By Rotimi Fasan
Just when you think you’ve seen all there is to be seen about the strange ways of the Yar’Adua administration and some of its officials, then will the government spring yet another one on you.
The administration has reduced governance to a game of fumblers, a blind man’s buff in which people stumble from one foolish decision to another even more foolish. We only need to look back at and remind ourselves of a few incidents that have caused much angst for Nigerians and brought the country to the very brink of systemic breakdown, to realise not just how low our rulers have fallen but how poor is the decision-making credentials of today’s rulers.
After years of playing hide-and-seek with university teachers, refusing to sign agreements reached with the umbrella union of lecturers, the government is hopefully back to do what it ought to have done long before now.
But that only after lecturers had gone on a four-month strike which would be compounded by the unprecedented step taken by the same government to call off negotiations with the lecturers. All over the world it is labour leaders that refuse to negotiate. Even then, government as employer of labour never give up, they are ever ready to talk things out with unions. That was, however, not the case with the ‘Federal’ government under Yar’Adua.
Rather than follow a wise and universally-entrenched tradition, this government, through its negotiating team headed by individuals who cannot set aside their oversized personal egos in order to do the things required of them, decided the only way to address the matter was to boycott discussions.
And it is doubtful that the administration would have retraced its foolish step had its head, President Yar’Adua, not made the royally foolish move of going to open a university in Saudi Arabia at this material time that Nigerian universities had been under lock and key for several months.
It was partly in the bid to deflect criticism of this action, and the other one emanating from Yar’Adua’s failure to be in New York with his counterparts attending the UN General Assembly, that the government hurriedly resumed discussions with the Academic Staff Union of Universities. Before the Yar’Adua blunder, Sam Egwu, the Education Minister, had allegedly wasted many millions of Naira on his 25th wedding anniversary while calling ASUU names for seeking better funding of our universities.

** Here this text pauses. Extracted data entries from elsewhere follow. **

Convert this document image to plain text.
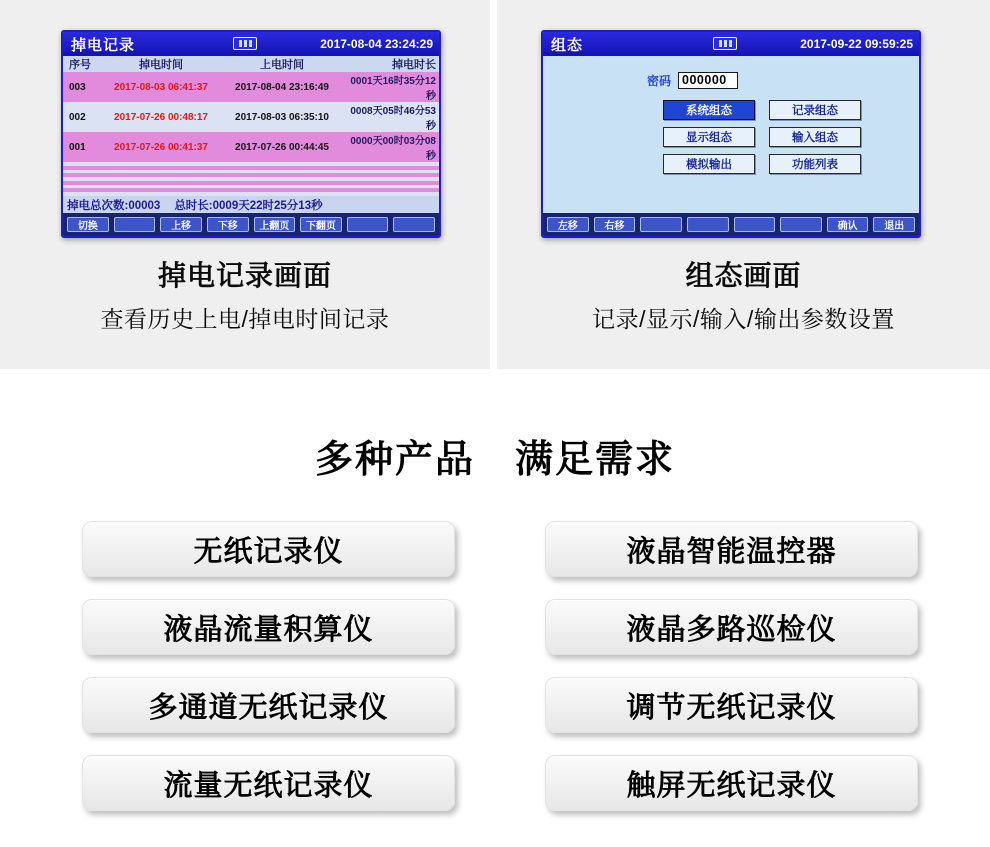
掉电记录	2017-08-04 23:24:29
序号	掉电时间	上电时间	掉电时长
003	2017-08-03 06:41:37	2017-08-04 23:16:49	0001天16时35分12秒
002	2017-07-26 00:48:17	2017-08-03 06:35:10	0008天05时46分53秒
001	2017-07-26 00:41:37	2017-07-26 00:44:45	0000天00时03分08秒
掉电总次数:00003 总时长:0009天22时25分13秒
切换	上移	下移	上翻页	下翻页
掉电记录画面
查看历史上电/掉电时间记录
组态	2017-09-22 09:59:25
密码 000000
系统组态	记录组态
显示组态	输入组态
模拟输出	功能列表
左移	右移	确认	退出
组态画面
记录/显示/输入/输出参数设置
多种产品　满足需求
无纸记录仪	液晶智能温控器
液晶流量积算仪	液晶多路巡检仪
多通道无纸记录仪	调节无纸记录仪
流量无纸记录仪	触屏无纸记录仪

On other occasions Nigerians would watch, open-mouthed, as the Attorney General and Minister of Justice work assiduously to subvert the course of justice by a stiff-necked refusal to cooperate with foreign security agencies, even those assisting to recover looted funds from the country.
But the same government is not averse to persecuting those it perceives as its enemies. That foolish game of personal vendetta against perceived enemies of state is the only explanation for why government, a supposedly democratic government, would refuse to renew the passports of two Nigerians that had played central roles in the immediate past government of Obasanjo before falling on the wrong side of the Yar’Adua government.

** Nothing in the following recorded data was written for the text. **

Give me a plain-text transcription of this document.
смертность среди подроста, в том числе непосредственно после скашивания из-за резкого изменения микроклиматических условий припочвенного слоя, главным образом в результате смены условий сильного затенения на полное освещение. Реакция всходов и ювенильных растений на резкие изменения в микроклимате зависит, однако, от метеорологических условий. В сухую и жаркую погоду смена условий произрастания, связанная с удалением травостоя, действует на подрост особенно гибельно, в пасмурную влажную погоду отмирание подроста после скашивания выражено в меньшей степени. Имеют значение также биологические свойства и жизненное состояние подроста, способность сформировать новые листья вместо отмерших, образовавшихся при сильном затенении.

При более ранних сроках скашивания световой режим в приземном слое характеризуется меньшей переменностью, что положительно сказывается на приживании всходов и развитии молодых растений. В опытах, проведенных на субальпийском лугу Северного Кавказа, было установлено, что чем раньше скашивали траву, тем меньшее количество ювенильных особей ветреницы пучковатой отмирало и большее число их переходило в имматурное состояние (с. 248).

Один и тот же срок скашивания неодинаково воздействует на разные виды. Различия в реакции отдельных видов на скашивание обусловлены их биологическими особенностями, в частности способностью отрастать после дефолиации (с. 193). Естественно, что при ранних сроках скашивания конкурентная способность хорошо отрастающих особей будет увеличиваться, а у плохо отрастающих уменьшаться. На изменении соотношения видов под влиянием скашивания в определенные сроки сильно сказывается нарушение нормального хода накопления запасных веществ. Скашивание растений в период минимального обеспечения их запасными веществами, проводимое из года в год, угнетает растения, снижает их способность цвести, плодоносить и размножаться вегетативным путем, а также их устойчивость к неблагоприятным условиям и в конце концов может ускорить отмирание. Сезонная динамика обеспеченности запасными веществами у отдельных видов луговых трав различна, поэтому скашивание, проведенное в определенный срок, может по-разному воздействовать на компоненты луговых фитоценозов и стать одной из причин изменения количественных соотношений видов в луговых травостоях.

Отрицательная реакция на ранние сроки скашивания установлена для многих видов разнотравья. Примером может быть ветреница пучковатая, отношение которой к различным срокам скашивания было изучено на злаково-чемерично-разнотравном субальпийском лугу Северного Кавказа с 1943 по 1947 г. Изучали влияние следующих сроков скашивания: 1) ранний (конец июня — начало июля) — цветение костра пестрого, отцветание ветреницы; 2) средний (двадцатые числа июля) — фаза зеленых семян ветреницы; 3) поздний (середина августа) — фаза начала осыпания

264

Nasir El-Rufai and Nuhu Ribadu, favourite sons of Obasanjo in whom he was well pleased, are two Nigerians that enjoyed under Obasanjo the sparkling image of ‘Mr.Clean’ along with a take-no-prisoner approach to their duties, right or wrong.

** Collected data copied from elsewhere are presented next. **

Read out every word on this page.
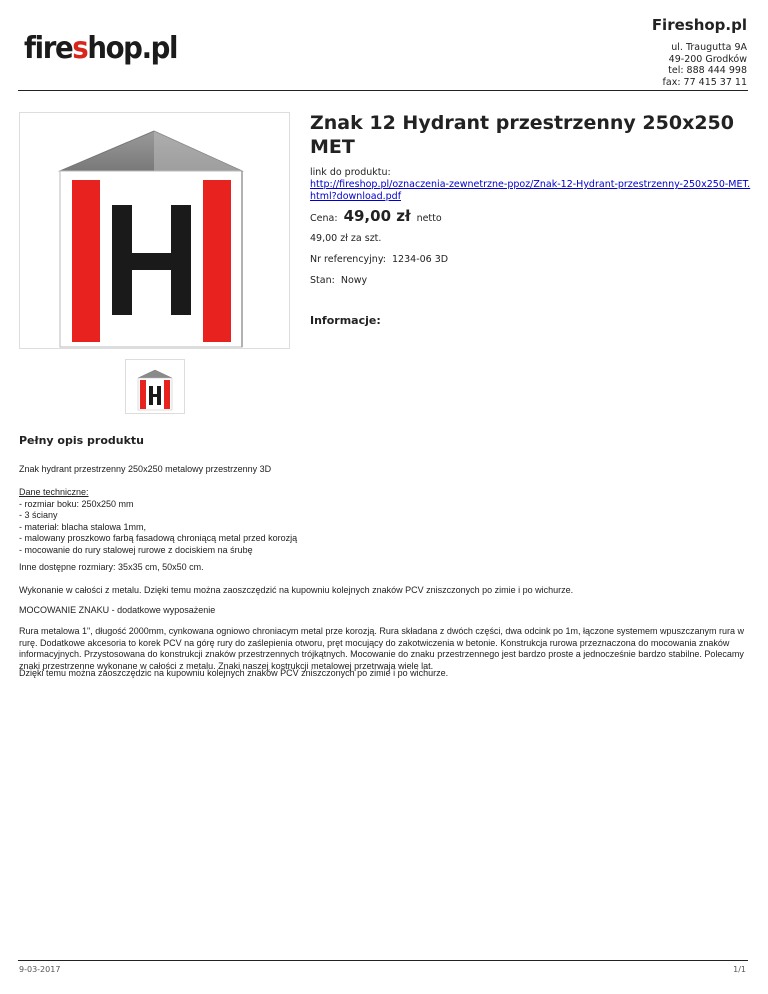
Fireshop.pl
fireshop.pl	ul. Traugutta 9A
49-200 Grodków
tel: 888 444 998
fax: 77 415 37 11
Znak 12 Hydrant przestrzenny 250x250 MET
link do produktu:
http://fireshop.pl/oznaczenia-zewnetrzne-ppoz/Znak-12-Hydrant-przestrzenny-250x250-MET.html?download.pdf
Cena: 49,00 zł netto
49,00 zł za szt.
Nr referencyjny: 1234-06 3D
Stan: Nowy
Informacje:
Pełny opis produktu

Znak hydrant przestrzenny 250x250 metalowy przestrzenny 3D

Dane techniczne:
- rozmiar boku: 250x250 mm
- 3 ściany
- materiał: blacha stalowa 1mm,
- malowany proszkowo farbą fasadową chroniącą metal przed korozją
- mocowanie do rury stalowej rurowe z dociskiem na śrubę

Inne dostępne rozmiary: 35x35 cm, 50x50 cm.

Wykonanie w całości z metalu. Dzięki temu można zaoszczędzić na kupowniu kolejnych znaków PCV zniszczonych po zimie i po wichurze.

MOCOWANIE ZNAKU - dodatkowe wyposażenie

Rura metalowa 1", długość 2000mm, cynkowana ogniowo chroniacym metal prze korozją. Rura składana z dwóch części, dwa odcink po 1m, łączone systemem wpuszczanym rura w rurę. Dodatkowe akcesoria to korek PCV na górę rury do zaślepienia otworu, pręt mocujący do zakotwiczenia w betonie. Konstrukcja rurowa przeznaczona do mocowania znaków informacyjnych. Przystosowana do konstrukcji znaków przestrzennych trójkątnych. Mocowanie do znaku przestrzennego jest bardzo proste a jednocześnie bardzo stabilne. Polecamy znaki przestrzenne wykonane w całości z metalu. Znaki naszej kostrukcji metalowej przetrwaja wiele lat.

Dzięki temu można zaoszczędzic na kupowniu kolejnych znaków PCV zniszczonych po zimie i po wichurze.

9-03-2017	1/1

We need not go into the details of how both men fell from grace and came to incur the wrath of today’s men of ‘timber and calibre’. Those details are too well known to bear repeating. Suffice to say that today they have been declared not just persona-non-grata in Nigeria, their very status as Nigerians is no longer recognised- at least by this government.
By denying them the right to own and/or renew their passports, government is effectively saying it has no responsibility to protect them anymore nor do they deserve the rights and privileges conferred by possession of Nigerian citizenship which can be obtained by either birth or naturalisation.
El-Rufai and Ribadu are Nigerians by birth and despite attempts by this government to smear them, treating them as fugitive offenders who must be brought home, fair or foul, to face ‘justice’, nothing criminal has been found against them.
Ribadu was so sure of this that he visited the country some weeks ago to commiserate with the Gani Fawehinmi family on the passing of Gani. The Nigerian government which must have all along been aware of and taken aback by the brazenness of the visit even as it must have realised it had no case against the man- the government simply turned a blind eye on Ribadu only to turn around later with claims, through IG Ogbonaya Onovo, that the man never visited the country.
This, despite press photographs and interviews, proving Onovo got it wrong.
There had been talks about both men possessing properties abroad and/or failing to declare their assets prior to and after their tenure in office, but all of these came to nothing. Which is to say that until the contrary is proven, this government is guilty of persecuting two Nigerians who served their fatherland diligently by denying them the right to own and possess Nigerian international passport. The last time things like this happened was under the military.
The efforts ended in failure as would the latest one- ultimately. Many would say that the April 22, 1990 Gideon Orka coup failed precisely because its makers sought to excise parts of the country north of the Niger, to wit deny Nigerians from there their Nigerian citizenship.
It was also the military under Abacha that denied the likes of Wole Soyinka and other pro-democracy activists the right to carry Nigerian passports. No government or its officials has the right to deny any Nigerian rights and privileges guaranteed by the constitution.
Ribadu and El Rufai until proven otherwise are Nigerian patriots and deserve to be so treated.